Dalziel Enterprises Ltd. registered a complaint which asked the Commission for relief from the payment in lieu of notice provisions in Fortis’ customer terms and conditions of electric distribution service (T&Cs), along with certain other forms of relief.

In June 2016, the Commission’s consumer relations group (now Assistance and Information Services) contacted Mr. Gil Dalziel regarding a complaint that he had filed on behalf of Dalziel Enterprises Ltd. with the Alberta Minister of Energy concerning fees charged to Dalziel Enterprises Ltd. by Fortis. From that point on Commission consumer relations staff communicated regularly with Mr. Dalziel and Fortis about Mr. Dalziel’s concerns, while the two parties entered into voluntary discussions with the goal of resolving those concerns. On July 6, 2017, Mr. Dalziel advised Commission staff by telephone that he was unable to resolve the complaint with Fortis. On July 13, 2017, Fortis confirmed with the Commission that Dalziel Enterprises Ltd.’s concerns remained unresolved.

On July 26, 2017, the Commission initiated Proceeding 22796 to consider Dalziel Enterprises Ltd.’s complaint pursuant to its authority under the Alberta Utilities Commission Act and the Electric Utilities Act.

On February 9, 2018, the Commission issued Decision 22796-D01-2018 which dismissed Dalziel Enterprises Ltd.’s complaint on the grounds that the T&Cs applied to Dalziel Enterprises Ltd., and that the payment in lieu of notice provisions charges were applied in a manner consistent with previous Commission decisions.

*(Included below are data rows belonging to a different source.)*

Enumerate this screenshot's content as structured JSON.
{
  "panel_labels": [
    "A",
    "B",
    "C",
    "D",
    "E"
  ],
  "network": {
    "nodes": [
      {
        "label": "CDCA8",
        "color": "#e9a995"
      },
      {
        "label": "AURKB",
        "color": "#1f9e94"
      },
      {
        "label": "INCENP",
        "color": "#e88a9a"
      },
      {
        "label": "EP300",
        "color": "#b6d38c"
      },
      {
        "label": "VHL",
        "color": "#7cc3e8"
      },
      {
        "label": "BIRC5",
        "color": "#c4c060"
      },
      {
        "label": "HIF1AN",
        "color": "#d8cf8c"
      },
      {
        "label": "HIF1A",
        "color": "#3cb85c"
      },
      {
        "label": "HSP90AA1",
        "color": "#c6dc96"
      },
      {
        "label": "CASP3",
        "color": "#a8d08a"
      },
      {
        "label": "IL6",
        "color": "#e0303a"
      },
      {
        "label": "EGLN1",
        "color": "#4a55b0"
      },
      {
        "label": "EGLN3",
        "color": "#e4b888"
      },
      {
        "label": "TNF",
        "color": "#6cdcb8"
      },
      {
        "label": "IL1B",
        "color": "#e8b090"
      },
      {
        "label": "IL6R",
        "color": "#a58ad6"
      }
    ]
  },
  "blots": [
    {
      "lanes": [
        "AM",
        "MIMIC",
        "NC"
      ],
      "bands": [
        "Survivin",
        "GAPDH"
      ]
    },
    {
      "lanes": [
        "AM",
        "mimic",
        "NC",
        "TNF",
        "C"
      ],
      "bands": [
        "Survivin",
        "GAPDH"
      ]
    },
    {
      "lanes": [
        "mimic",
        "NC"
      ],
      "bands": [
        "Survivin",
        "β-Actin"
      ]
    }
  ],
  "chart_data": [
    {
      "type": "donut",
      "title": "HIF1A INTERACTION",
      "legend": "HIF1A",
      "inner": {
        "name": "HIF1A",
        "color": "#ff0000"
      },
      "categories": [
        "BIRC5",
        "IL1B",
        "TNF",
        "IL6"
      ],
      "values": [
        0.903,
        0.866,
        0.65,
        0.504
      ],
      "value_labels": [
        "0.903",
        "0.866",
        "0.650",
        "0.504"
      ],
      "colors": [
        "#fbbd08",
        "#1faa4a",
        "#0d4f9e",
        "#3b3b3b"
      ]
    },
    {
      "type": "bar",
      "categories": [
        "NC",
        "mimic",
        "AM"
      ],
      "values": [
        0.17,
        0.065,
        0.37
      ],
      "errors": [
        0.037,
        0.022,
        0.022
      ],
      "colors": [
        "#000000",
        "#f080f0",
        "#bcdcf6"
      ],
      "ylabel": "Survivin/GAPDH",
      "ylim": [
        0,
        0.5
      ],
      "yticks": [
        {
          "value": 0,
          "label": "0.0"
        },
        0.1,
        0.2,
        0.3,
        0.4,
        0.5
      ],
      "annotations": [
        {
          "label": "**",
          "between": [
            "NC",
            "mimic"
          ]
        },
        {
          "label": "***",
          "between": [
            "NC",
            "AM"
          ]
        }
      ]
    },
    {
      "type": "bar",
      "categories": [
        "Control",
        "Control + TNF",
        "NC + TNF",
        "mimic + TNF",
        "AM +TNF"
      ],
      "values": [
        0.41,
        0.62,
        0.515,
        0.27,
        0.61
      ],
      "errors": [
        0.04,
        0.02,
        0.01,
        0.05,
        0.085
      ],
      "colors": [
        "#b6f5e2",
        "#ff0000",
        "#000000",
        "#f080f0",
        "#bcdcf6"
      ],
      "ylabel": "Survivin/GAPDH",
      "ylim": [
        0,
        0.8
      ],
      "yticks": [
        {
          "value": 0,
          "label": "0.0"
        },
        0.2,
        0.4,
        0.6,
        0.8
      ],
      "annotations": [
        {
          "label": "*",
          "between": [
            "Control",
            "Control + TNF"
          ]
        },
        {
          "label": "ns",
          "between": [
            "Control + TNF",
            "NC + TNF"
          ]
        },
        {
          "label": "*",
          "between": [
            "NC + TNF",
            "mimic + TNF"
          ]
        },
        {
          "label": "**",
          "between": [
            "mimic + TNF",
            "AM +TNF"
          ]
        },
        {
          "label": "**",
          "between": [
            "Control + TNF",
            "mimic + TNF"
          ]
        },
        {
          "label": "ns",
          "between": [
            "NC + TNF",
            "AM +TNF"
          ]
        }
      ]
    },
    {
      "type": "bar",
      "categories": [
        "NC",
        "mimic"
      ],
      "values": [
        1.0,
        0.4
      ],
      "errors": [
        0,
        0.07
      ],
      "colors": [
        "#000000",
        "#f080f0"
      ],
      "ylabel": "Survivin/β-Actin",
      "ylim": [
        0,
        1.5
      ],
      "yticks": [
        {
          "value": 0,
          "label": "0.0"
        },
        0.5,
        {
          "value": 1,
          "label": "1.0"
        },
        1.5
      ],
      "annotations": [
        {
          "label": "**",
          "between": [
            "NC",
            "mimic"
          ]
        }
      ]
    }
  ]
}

The Commission closed its investigation into complaints that FortisAlberta Inc. may been in contravention of its terms and conditions by incorrectly or inconsistently applying its farm and residential rates.

Fortis’ Rate 21 Farm Service states that the property must contain a residence and have agricultural activities that are conducted with the intent to earn revenue. It appeared that Fortis had a practice of requesting customers to produce a property tax assessment, and that there are varying practices between different municipal districts in terms of designating a property to be either residential or farmland.

The “intent” element of Rate 21 appears to require some form of customer declaration. Commission enforcement staff’s concerns were that (1) only existing Fortis customers were given the opportunity to sign a declaration; and, (2) those existing customers were only provided the option of a declaration after they produce a property tax assessment that stated that the site is deemed residential by the customer’s municipal district.

As a resolution to this matter, Fortis agreed to implement a process whereby a statutory declaration (that is signed by a witness) is made available for all new Fortis customers and existing Fortis customers that request a rate change. Further, that declaration would be made available to existing Fortis customers regardless of that customer’s property tax designation as a residential or agricultural site.